The past five years have been turbulent financial times, especially for people who purchased real estate between 2005 and 2008. The main factor that caused these real estate buyers to get into trouble was simply market euphoria that sent house prices skyrocketing, only to fall back down to earth a few years later. But that left millions of people with large mortgage loan balances and monthly mortgage payments that they cannot afford. And who is to blame? For one, the state attorney generals (AGs) have opined that a large portion of the blame should be allocated to national mortgage lending banks. But are they really to sole reason for the housing disaster?
The answer at first is unclear. Many politicians also blame the banks, but then the banks blame the politicians that required them to loosen their mortgage lending standards as noted in this Wall Street Journal article. Other people blame their mortgage lenders for unfair loans and shady lending practices as noted in The Fiscal Times article, while others feel that it is the fault of the homebuyers for taking out a mortgage they couldn’t afford on a house they should have never bought.
But the truth is probably that all those groups are somewhat culpable and should all take some responsibility. However, the state attorneys generals seem to believe that the majority of the blame should be borne by the major mortgage lending banks. As such, the AGs have negotiated with them and extracted a large financial settlement from those banks. This settlement, if finalized, will require Bank of America, JPMorgan Chase, Wells Fargo, Citibank and Ally Financial to pay about $25 billion in total. Some of the money would be to reduce loan principal balances, some would be used to give checks to homeowners who were allegedly deceived about their loans, and some would be used to reduce the loan interest rates, according to the Sun Sentinel.

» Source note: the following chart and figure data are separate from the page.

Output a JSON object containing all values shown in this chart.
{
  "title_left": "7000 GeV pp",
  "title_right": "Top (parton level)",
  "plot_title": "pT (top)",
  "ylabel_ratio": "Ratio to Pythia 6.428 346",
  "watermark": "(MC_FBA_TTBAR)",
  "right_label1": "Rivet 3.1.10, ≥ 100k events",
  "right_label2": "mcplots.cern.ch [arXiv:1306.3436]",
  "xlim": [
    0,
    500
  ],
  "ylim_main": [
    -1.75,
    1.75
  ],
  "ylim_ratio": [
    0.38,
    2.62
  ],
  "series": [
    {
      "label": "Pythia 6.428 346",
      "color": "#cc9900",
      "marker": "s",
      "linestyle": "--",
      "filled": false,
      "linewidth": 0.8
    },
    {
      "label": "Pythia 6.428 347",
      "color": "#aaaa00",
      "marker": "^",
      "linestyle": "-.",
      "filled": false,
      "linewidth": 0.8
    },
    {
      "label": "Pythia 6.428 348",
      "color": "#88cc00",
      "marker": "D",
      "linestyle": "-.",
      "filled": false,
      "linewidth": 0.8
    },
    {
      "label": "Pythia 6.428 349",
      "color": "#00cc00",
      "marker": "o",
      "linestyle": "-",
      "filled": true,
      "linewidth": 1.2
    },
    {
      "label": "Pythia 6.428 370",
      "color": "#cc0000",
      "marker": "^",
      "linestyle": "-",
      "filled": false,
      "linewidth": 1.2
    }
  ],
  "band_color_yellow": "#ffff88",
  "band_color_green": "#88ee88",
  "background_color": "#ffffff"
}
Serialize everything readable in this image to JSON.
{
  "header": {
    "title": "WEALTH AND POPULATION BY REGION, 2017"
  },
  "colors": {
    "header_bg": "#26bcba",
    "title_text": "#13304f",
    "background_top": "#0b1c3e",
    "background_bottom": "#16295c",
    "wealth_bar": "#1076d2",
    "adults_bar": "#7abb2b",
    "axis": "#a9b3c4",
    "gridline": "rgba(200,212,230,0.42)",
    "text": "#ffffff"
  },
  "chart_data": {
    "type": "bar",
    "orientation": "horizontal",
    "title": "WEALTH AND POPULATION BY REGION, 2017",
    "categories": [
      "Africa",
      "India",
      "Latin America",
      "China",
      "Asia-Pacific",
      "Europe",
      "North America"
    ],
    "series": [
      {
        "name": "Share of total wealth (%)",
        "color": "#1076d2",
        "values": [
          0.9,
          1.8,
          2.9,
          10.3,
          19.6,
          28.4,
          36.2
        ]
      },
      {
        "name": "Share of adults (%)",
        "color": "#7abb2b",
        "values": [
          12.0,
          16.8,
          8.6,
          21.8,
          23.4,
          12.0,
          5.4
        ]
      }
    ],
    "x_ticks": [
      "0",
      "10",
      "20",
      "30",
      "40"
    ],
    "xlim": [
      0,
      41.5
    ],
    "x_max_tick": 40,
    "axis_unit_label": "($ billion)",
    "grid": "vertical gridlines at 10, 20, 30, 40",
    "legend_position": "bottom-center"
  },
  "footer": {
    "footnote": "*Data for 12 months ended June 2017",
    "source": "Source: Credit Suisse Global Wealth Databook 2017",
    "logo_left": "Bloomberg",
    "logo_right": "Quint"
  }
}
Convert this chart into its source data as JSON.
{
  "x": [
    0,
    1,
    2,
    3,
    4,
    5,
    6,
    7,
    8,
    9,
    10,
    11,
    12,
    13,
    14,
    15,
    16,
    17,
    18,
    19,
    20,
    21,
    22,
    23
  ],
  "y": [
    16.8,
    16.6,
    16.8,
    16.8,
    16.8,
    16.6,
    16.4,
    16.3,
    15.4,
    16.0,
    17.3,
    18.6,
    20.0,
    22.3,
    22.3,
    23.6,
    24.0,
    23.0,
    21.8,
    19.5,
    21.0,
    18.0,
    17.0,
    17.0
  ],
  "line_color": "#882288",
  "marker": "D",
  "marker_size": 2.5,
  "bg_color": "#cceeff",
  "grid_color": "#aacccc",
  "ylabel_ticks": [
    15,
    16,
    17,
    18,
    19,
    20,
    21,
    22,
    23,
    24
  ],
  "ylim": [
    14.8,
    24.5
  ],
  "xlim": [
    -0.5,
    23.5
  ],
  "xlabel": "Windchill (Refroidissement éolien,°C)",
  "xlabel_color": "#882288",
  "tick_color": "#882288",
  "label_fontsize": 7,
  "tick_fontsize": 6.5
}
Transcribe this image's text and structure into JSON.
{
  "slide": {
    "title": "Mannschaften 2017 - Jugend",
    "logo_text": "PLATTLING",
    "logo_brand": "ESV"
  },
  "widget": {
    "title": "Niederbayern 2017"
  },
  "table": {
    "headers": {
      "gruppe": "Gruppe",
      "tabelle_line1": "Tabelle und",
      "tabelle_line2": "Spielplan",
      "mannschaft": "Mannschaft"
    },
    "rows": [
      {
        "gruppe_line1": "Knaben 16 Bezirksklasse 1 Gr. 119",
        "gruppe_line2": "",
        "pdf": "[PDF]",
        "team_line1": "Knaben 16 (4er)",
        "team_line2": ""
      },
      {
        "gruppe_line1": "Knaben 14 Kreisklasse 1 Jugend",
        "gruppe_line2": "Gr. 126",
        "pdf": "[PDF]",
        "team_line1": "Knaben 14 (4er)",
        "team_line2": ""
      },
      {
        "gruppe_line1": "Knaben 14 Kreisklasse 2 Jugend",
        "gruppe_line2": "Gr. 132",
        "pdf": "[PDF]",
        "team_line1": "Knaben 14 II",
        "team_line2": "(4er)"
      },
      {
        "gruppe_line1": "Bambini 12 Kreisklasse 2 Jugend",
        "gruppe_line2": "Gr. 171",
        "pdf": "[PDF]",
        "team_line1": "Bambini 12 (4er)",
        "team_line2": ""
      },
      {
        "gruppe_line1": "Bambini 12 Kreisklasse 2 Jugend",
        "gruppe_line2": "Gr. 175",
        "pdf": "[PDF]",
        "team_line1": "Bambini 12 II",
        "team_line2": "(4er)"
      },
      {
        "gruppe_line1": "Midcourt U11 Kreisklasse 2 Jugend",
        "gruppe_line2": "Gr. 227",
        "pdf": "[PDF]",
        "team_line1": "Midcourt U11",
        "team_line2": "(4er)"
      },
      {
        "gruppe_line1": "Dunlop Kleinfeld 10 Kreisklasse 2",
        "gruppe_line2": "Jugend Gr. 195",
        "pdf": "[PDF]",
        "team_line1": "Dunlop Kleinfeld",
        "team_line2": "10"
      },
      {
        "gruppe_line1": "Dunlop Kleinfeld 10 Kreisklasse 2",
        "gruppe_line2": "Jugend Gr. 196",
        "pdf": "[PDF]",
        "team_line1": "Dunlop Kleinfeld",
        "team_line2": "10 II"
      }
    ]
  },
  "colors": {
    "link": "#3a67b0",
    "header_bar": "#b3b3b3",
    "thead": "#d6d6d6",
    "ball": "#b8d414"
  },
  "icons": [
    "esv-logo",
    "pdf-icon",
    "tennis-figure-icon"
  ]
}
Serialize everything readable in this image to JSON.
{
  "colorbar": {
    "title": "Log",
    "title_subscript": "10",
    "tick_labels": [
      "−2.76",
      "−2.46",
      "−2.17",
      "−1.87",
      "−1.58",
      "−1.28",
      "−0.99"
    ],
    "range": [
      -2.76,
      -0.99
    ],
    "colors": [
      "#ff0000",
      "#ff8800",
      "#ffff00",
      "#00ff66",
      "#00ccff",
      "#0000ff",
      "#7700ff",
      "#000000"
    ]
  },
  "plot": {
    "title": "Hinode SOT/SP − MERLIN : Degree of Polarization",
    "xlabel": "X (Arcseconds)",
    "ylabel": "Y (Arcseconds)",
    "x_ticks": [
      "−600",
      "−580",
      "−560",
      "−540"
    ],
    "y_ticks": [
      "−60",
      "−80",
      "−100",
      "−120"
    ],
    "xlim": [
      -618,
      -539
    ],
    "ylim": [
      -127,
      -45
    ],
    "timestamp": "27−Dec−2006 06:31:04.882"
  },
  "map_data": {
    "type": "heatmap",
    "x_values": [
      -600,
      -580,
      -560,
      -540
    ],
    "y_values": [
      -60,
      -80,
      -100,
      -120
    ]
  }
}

And major mortgage lenders will be subjected to more government regulations, some of which will hopefully better protect the borrowing consumer and the taxpayers. There is a cost though to more regulation. Some additional regulation is good, some is not so good for consumers. For example, the cost of appraisals has roughly doubled in the past few years due to new regulations; and the reasoning behind those regulations seems sound and financially prudent to better value collateral that supports a mortgage loan. However, since every time a new regulation, rule, lawsuit settlement, etc. is added, it adds costs to the mortgage lending banks operations and you ultimately pay the price when you go to borrow money years from now. This is something to consider when you hear about these settlements and think the banks are finally getting what they are due.
So that is the drawback that everyone reading this article will experience in the future: higher costs and higher interest rates for financing a home due to additional regulations on the industry. The costs of appraisals, underwriting, loan processing, etc. have all gone up. And when banks have to pay out large settlements that cost them more, that just means they will have to raise fees on you to recuperate losses from those past higher expenses. It may not be an exorbitant amount, but it will raise the cost of your home or your ability to buy a home in the future.